I'm trying to prove that given two surfaces $S_1$ and $S_2$ and an isometric map $f:S_1\to S_2$, the maps $df_p:T_pS_1\to T_pS_2$ preserve inner products for any $p\in S_1$, i.e., $$\langle df_p(x),df_p(y)\rangle_{T_pS_2}=\langle x,y\rangle_{T_pS_1}$$ for any two $x,y\in T_pS_1$. I don't know very well where to start from, and there is not too much information of this results in many of the classical books (they seem to assume this result as trivial, but it is not trivial at all for me).

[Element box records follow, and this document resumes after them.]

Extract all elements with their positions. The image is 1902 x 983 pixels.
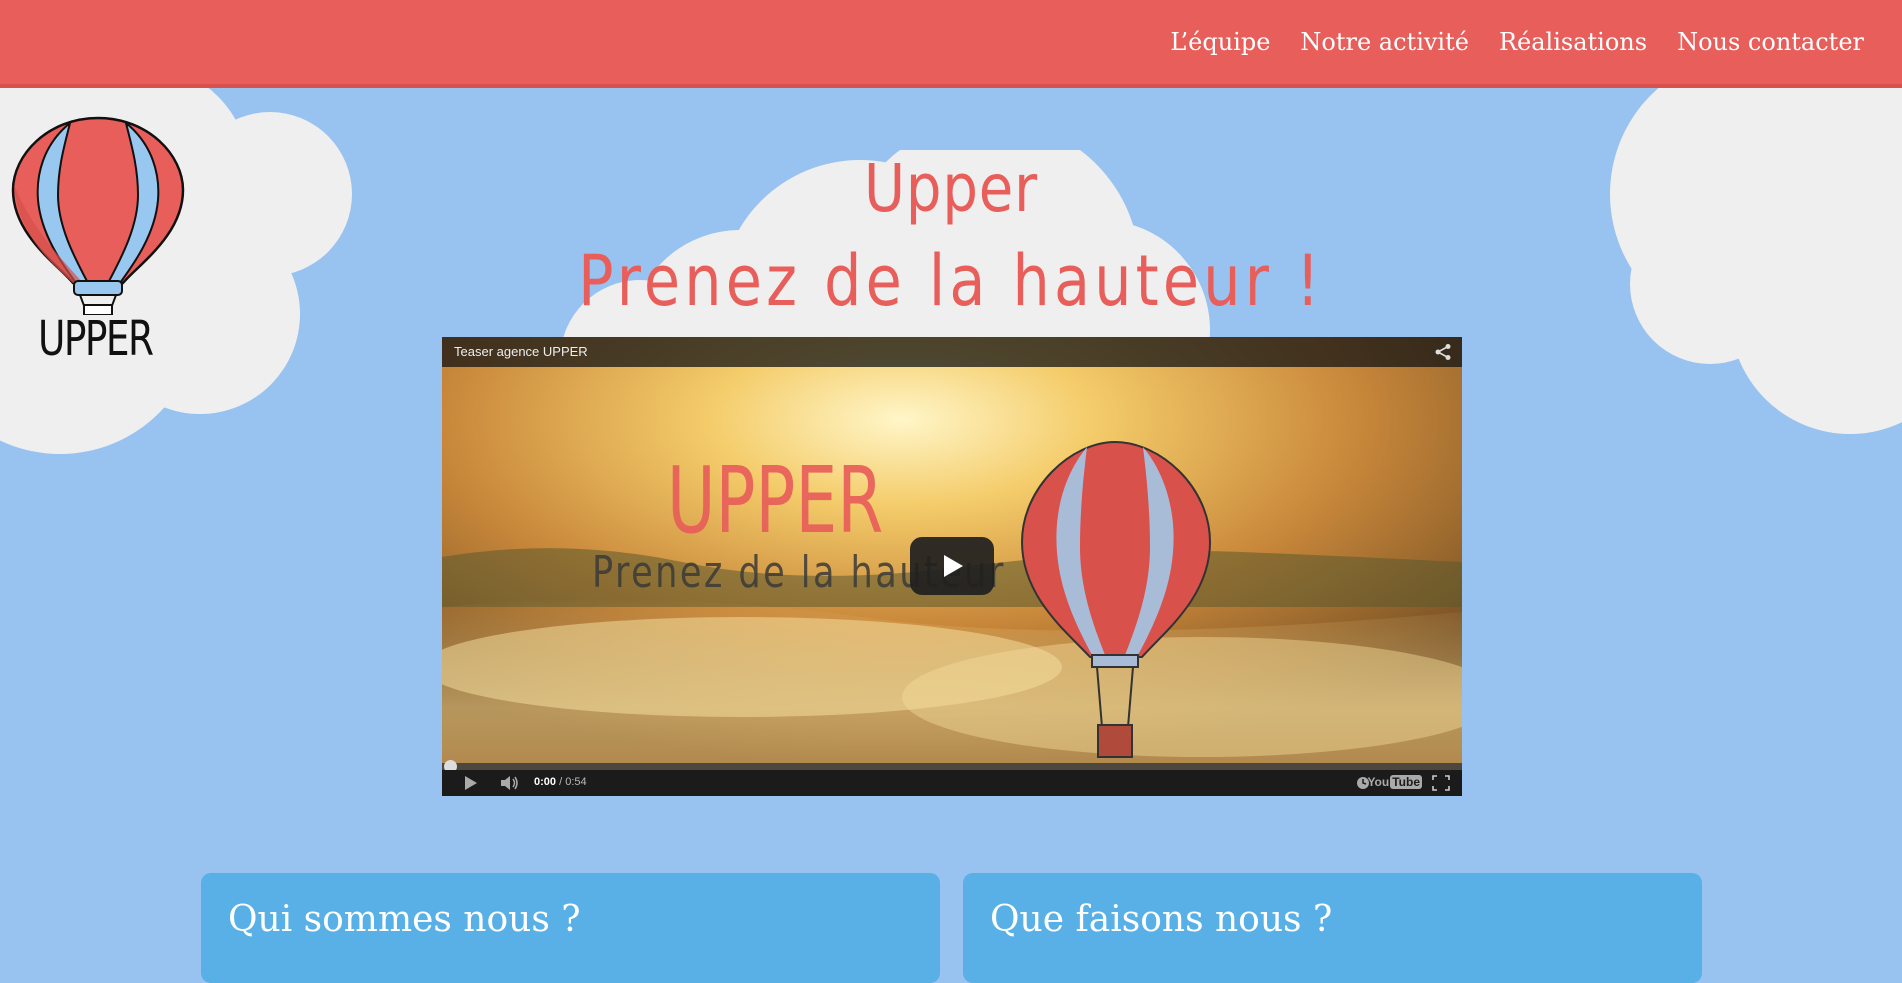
nav-item-realisations[interactable]: Réalisations [1499, 28, 1647, 56]
hero-title: Upper [863, 150, 1039, 227]
video-player[interactable]: UPPER Prenez de la hauteur Teaser agence… [442, 337, 1462, 796]
fullscreen-icon[interactable] [1432, 775, 1450, 791]
youtube-logo[interactable]: You Tube [1367, 775, 1422, 789]
video-time: 0:00 / 0:54 [534, 776, 587, 788]
card-que-faisons-nous: Que faisons nous ? [963, 873, 1702, 983]
youtube-logo-tube: Tube [1390, 775, 1422, 789]
card-title-que-faisons-nous: Que faisons nous ? [990, 899, 1333, 940]
nav-item-equipe[interactable]: L’équipe [1170, 28, 1270, 56]
nav-menu: L’équipe Notre activité Réalisations Nou… [1170, 0, 1864, 84]
share-icon[interactable] [1434, 343, 1452, 361]
video-frame-title: UPPER [667, 447, 884, 554]
video-controls: 0:00 / 0:54 You Tube [442, 770, 1462, 796]
play-button[interactable] [910, 537, 994, 595]
play-icon [944, 555, 963, 577]
control-play-icon[interactable] [464, 776, 478, 790]
nav-item-activite[interactable]: Notre activité [1300, 28, 1469, 56]
top-navbar: L’équipe Notre activité Réalisations Nou… [0, 0, 1902, 88]
video-progress-bar[interactable] [442, 760, 1462, 773]
logo-text: UPPER [38, 311, 154, 367]
volume-icon[interactable] [500, 775, 520, 791]
time-separator: / [556, 776, 566, 788]
video-title[interactable]: Teaser agence UPPER [454, 344, 588, 359]
time-total: 0:54 [565, 776, 587, 788]
youtube-logo-you: You [1367, 775, 1390, 789]
card-qui-sommes-nous: Qui sommes nous ? [201, 873, 940, 983]
time-current: 0:00 [534, 776, 557, 788]
nav-item-contact[interactable]: Nous contacter [1677, 28, 1864, 56]
hero-subtitle: Prenez de la hauteur ! [578, 240, 1324, 322]
video-title-bar: Teaser agence UPPER [442, 337, 1462, 367]
card-title-qui-sommes-nous: Qui sommes nous ? [228, 899, 581, 940]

By the way, the definition I have of isometric maps is:
A diffeomorphism $f:S_1\to S_2$ is said to be isometric if the length of any curve $\gamma$ in $S_1$ is the same length of the curve $f\circ\gamma$
Pick any $v\in T_pS_1$, let $\gamma : (-\epsilon, \epsilon) \to S_1$ be a smooth curve so that $\gamma'(0) = v$. Then $\gamma_t$ be the restriction of $\gamma$ to $[0,t]$. Then the length of $\gamma_t$ is given by
$$L(\gamma_t) = \int_0^t |\gamma'(s)|ds.$$
On the other hand, using the definition of an isometry,
$$\int_0^t |\gamma'(s)|ds = L(\gamma_t) = L(f\circ \gamma_t) = \int_0^t |df_{\gamma(s)} \gamma'(s)| ds.$$
As the equality is true for all $t$ and $|\gamma'(s)|, |df_{\gamma(s)} \gamma'(s)|$ are both continuous function, we have $$|v| = |\gamma'(0)| = |df_{\gamma(0)} \gamma'(0)| = |df_p (v)|\Rightarrow \langle v, v\rangle = \langle df_p (v), df_p (v)\rangle.$$ Now the general formula follows as the inner product is symmetric.